With every succeeding election, language of electoral politics has been deteriorating. In an attempt to check the deterioration, on January 2 this year, the Supreme Court ordered that elections being a secular activity of the state and practising religion being an individual’s private activity, seeking votes in the name of religion, caste, race, community or language by a candidate, or his agent or anyone with his consent would be a corrupt practice rendering the person liable to disqualification.
The order had hardly any impact because, more specifically, the Supreme Court forbade only candidates and their agents making appeals to voters not to vote for the opponent because he (opponent) is from another community and forbade religious leaders, with the consent of a candidate, making appeal to their communities to vote for him. Obviously, when Mayawati appealed to the Muslims to vote only for the BSP candidates or when religious leaders made a general appeal to support a particular party, there was no violation of the court order. During the course of elections, on February 25, the Election Commission wrote to various political parties not to make “inflammatory statements with underlying object of mixing religion with electoral campaign”. Again, it had no impact.

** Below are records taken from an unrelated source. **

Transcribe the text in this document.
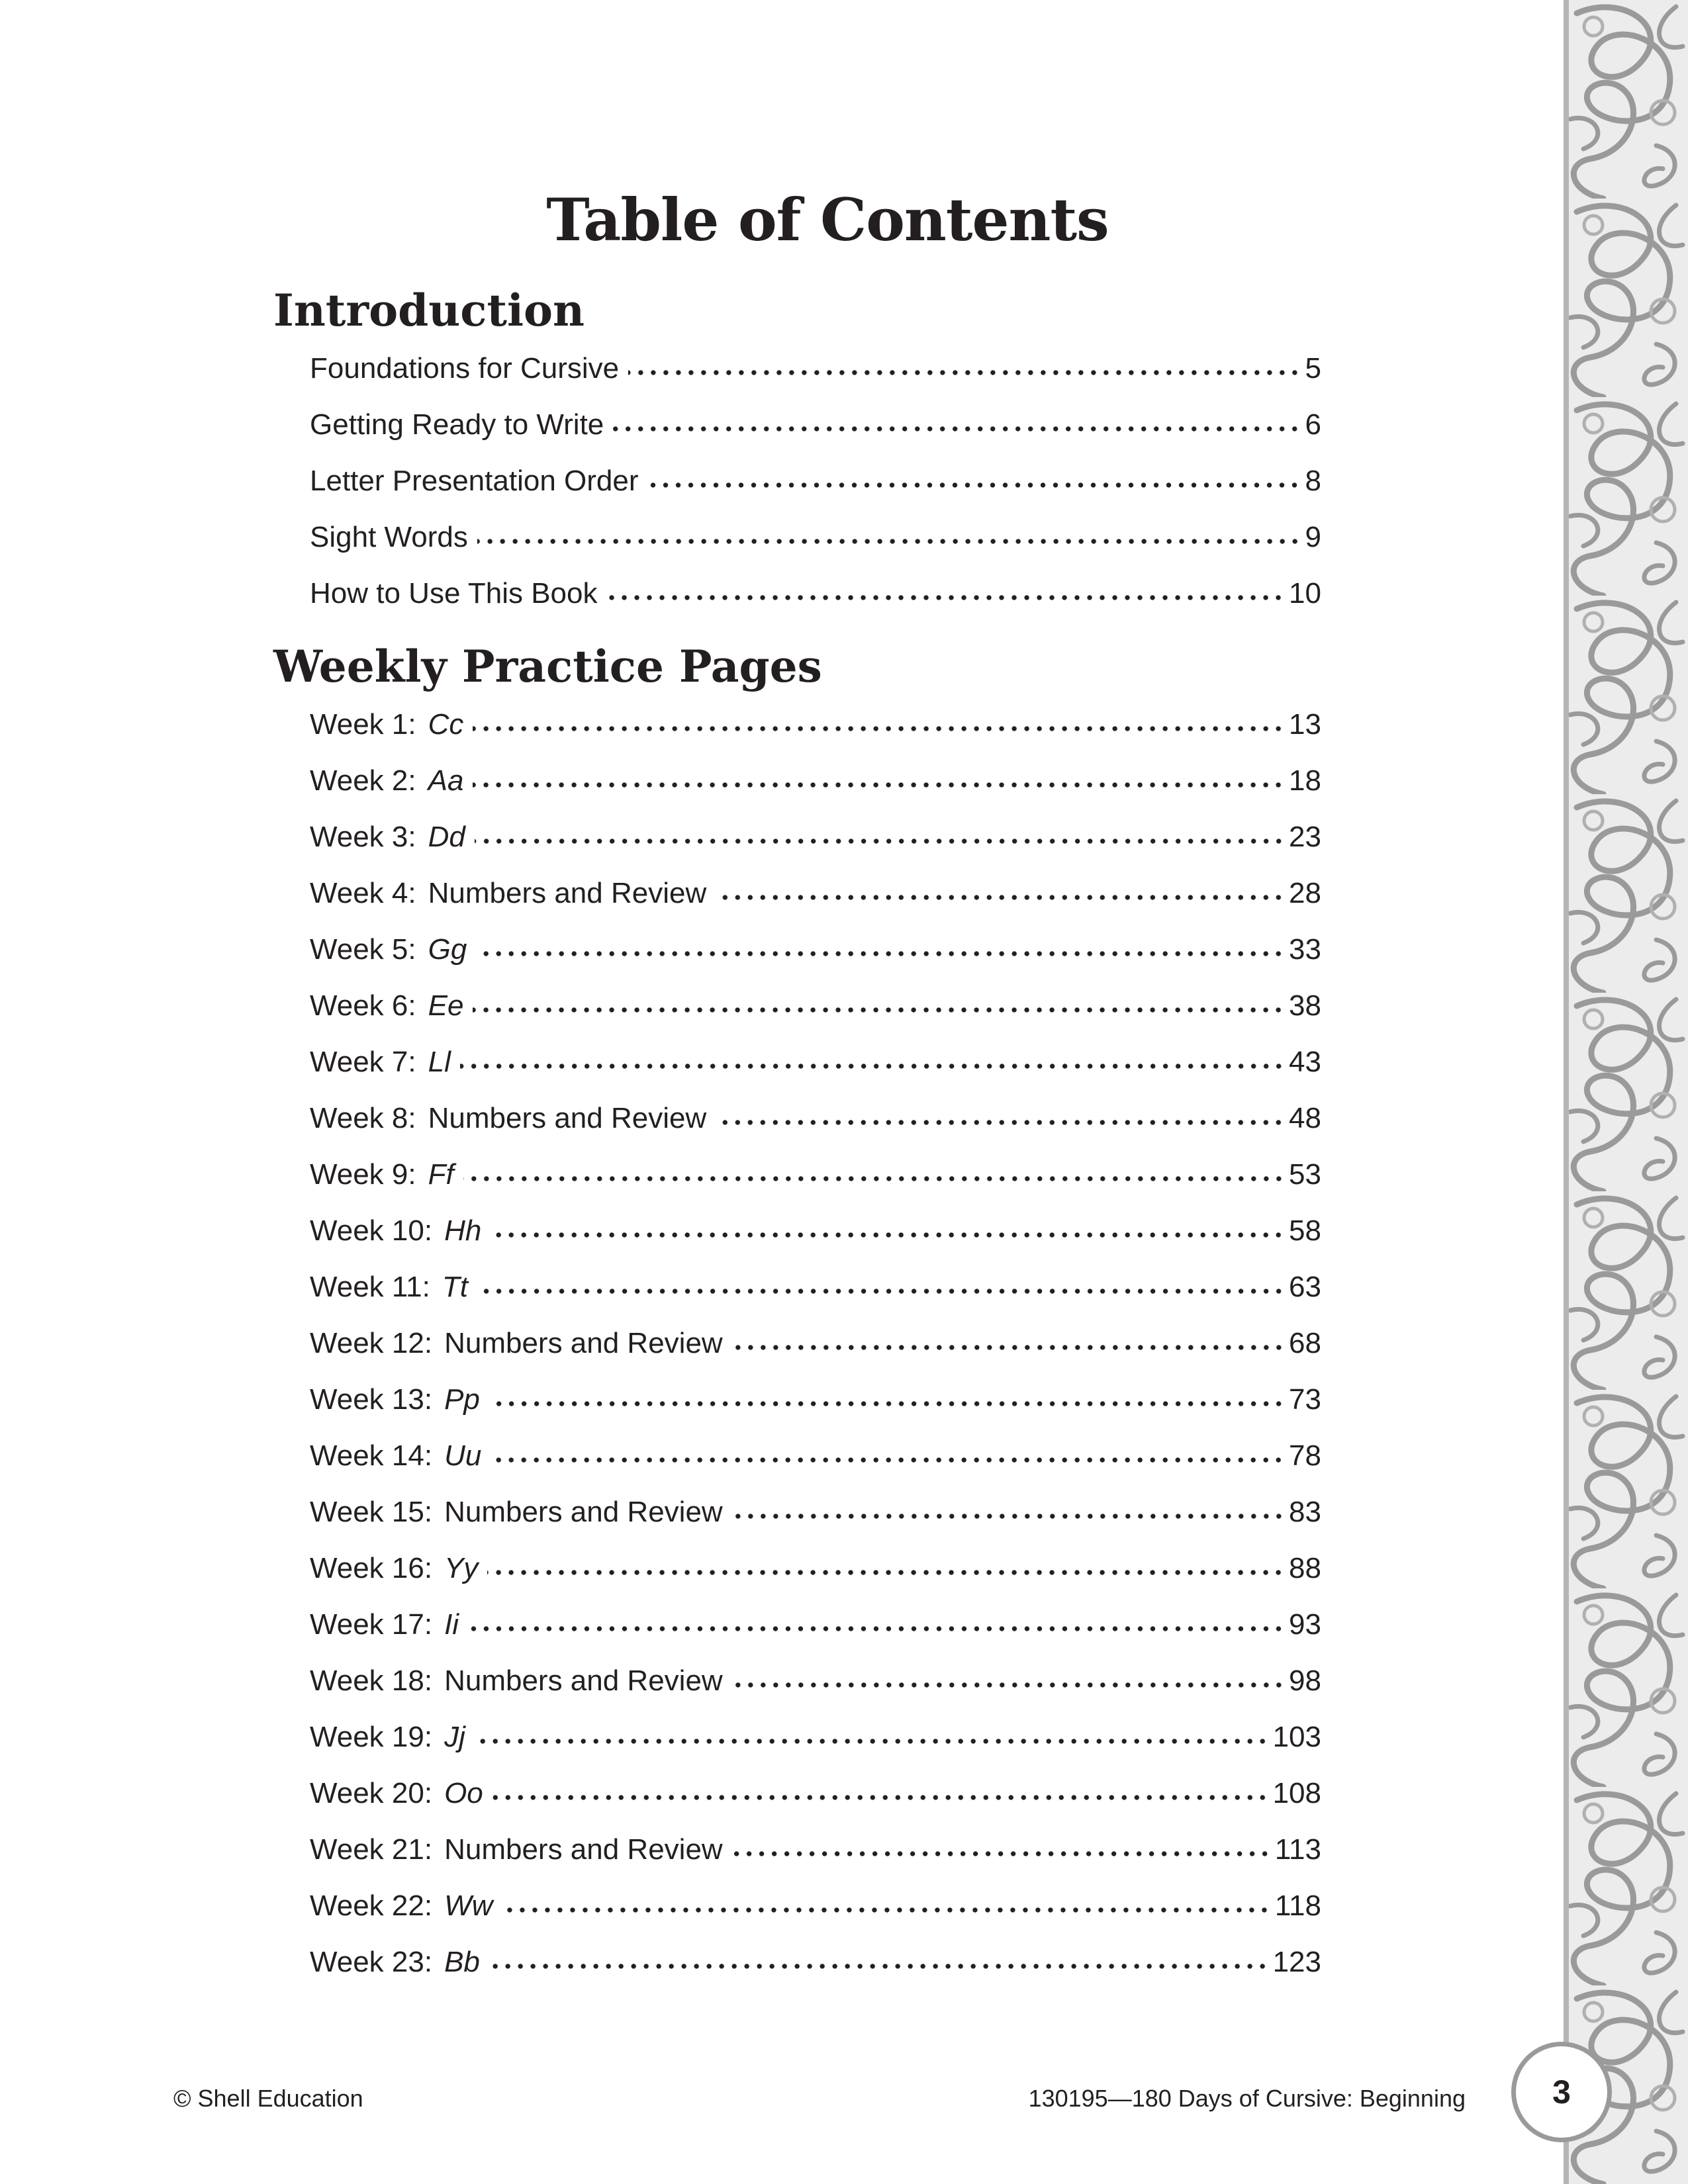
Table of Contents
Introduction
Foundations for Cursive	5
Getting Ready to Write	6
Letter Presentation Order	8
Sight Words	9
How to Use This Book	10
Weekly Practice Pages
Week 1: Cc	13
Week 2: Aa	18
Week 3: Dd	23
Week 4: Numbers and Review	28
Week 5: Gg	33
Week 6: Ee	38
Week 7: Ll	43
Week 8: Numbers and Review	48
Week 9: Ff	53
Week 10: Hh	58
Week 11: Tt	63
Week 12: Numbers and Review	68
Week 13: Pp	73
Week 14: Uu	78
Week 15: Numbers and Review	83
Week 16: Yy	88
Week 17: Ii	93
Week 18: Numbers and Review	98
Week 19: Jj	103
Week 20: Oo	108
Week 21: Numbers and Review	113
Week 22: Ww	118
Week 23: Bb	123
© Shell Education	130195—180 Days of Cursive: Beginning	3
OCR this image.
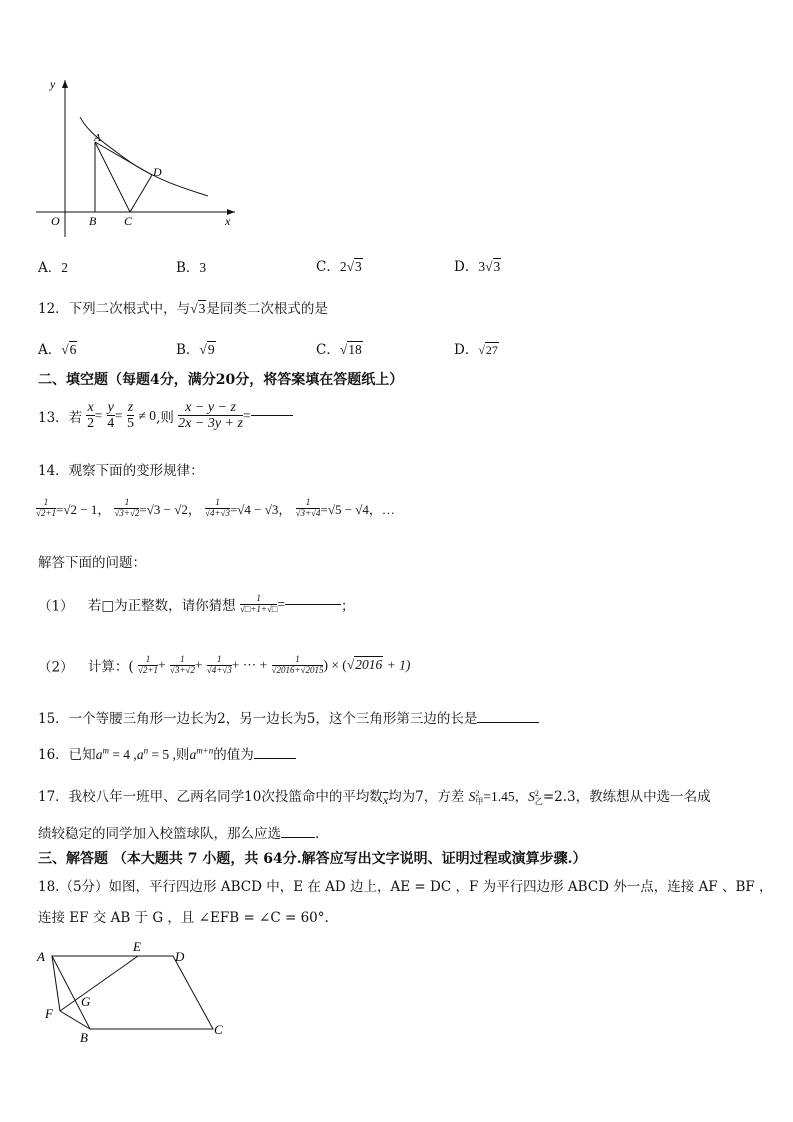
y
O
A
B C
D
x
A．2	B．3	C．2√3	D．3√3
12．下列二次根式中，与√3是同类二次根式的是
A．√6	B．√9	C．√18	D．√27
二、填空题（每题4分，满分20分，将答案填在答题纸上）
13．若 $\frac{x}{2} = \frac{y}{4} = \frac{z}{5} \ne 0$,则 $\frac{x - y - z}{2x - 3y + z}$ =
14．观察下面的变形规律：
$\frac{1}{√2+1} =√2 - 1$， $\frac{1}{√3+√2} =√3 - √2$， $\frac{1}{√4+√3} =√4 - √3$， $\frac{1}{√3+√4} =√5 - √4$，…
解答下面的问题：
（1） 若□为正整数，请你猜想 $\frac{1}{√□+1+√□}$ =	；
（2） 计算：( $\frac{1}{√2+1} + \frac{1}{√3+√2} + \frac{1}{√4+√3}$ + ··· + $\frac{1}{√2016+√2015}$ ) × (√2016 + 1)
15．一个等腰三角形一边长为2，另一边长为5，这个三角形第三边的长是
16．已知$a^m = 4$ $,a^n = 5$ ,则$a^{m+n}$的值为
17．我校八年一班甲、乙两名同学10次投篮命中的平均数$\overline{x}$均为7，方差 S 2
甲 =1.45，S 2
乙 =2.3，教练想从中选一名成
绩较稳定的同学加入校篮球队，那么应选	．
三、解答题 （本大题共 7 小题，共 64分.解答应写出文字说明、证明过程或演算步骤.）
18.（5分）如图，平行四边形 ABCD 中，E 在 AD 边上，AE = DC ，F 为平行四边形 ABCD 外一点，连接 AF 、BF ，
连接 EF 交 AB 于 G ，且 ∠EFB = ∠C = 60°.
A
E
D
G
F
B
C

After the election results, the BJP claimed that (except in Punjab) it was victory of agenda of development over appeals in the name of caste and religion. In Punjab, the Congress claimed victory of the issue of development over the Akali Dal style of politics.
No doubt, Prime Minister Modi has succeeded in convincing large number of Indians that he stands for economic development, ‘sabaka sath, sabaka vikas’ (Friendship with all, development of all) and people have shown faith in him.
However, the million-dollar question is: can we really say that the election results could be interpreted as victory of ‘modern’ language over ‘traditional’ language in electoral politics? As an observer of Indian politics and behaviour of our politicians, I am not optimistic, at least not in short and medium terms. The politicians who have their roots in caste or religious politics, who have established their fiefdom on the basis of caste or religion, cannot betray their roots. Those like Arvind Kejriwal, Mamata Banerjee and Rahul Gandhi who believe that their political career depends on Modi bashing are unlikely to change their style. Those who in affidavit filed in the Supreme Court gave women being less intelligent as one of the justifications of the practice of triple-talaq cannot be expected to change their mindset easily. If one group asks for vote in ‘traditional’ language, the other groups are bound to pay in the same coin.
Of course, losers like Kejriwal and Mayawati have discovered a modern age explanation of their defeat: “BJP has won by fraud in electronic voting machines.” Talking seriously, I can understand Mayawati giving such a stupid explanation but how can an IIT product Arvind Kejriwal also give the same explanation? Has he really studied engineering? I feel like asking him to produce convincing proof.
‘Modern’ language can dominate electoral politics in our country only when the level of education of our politicians is very high which is unlikely in foreseeable future. Theoretically, it is possible to restrain the use of ‘traditional’ language by drastically changing the laws to totally forbid reference to caste and religion in politics but that is too much to expect.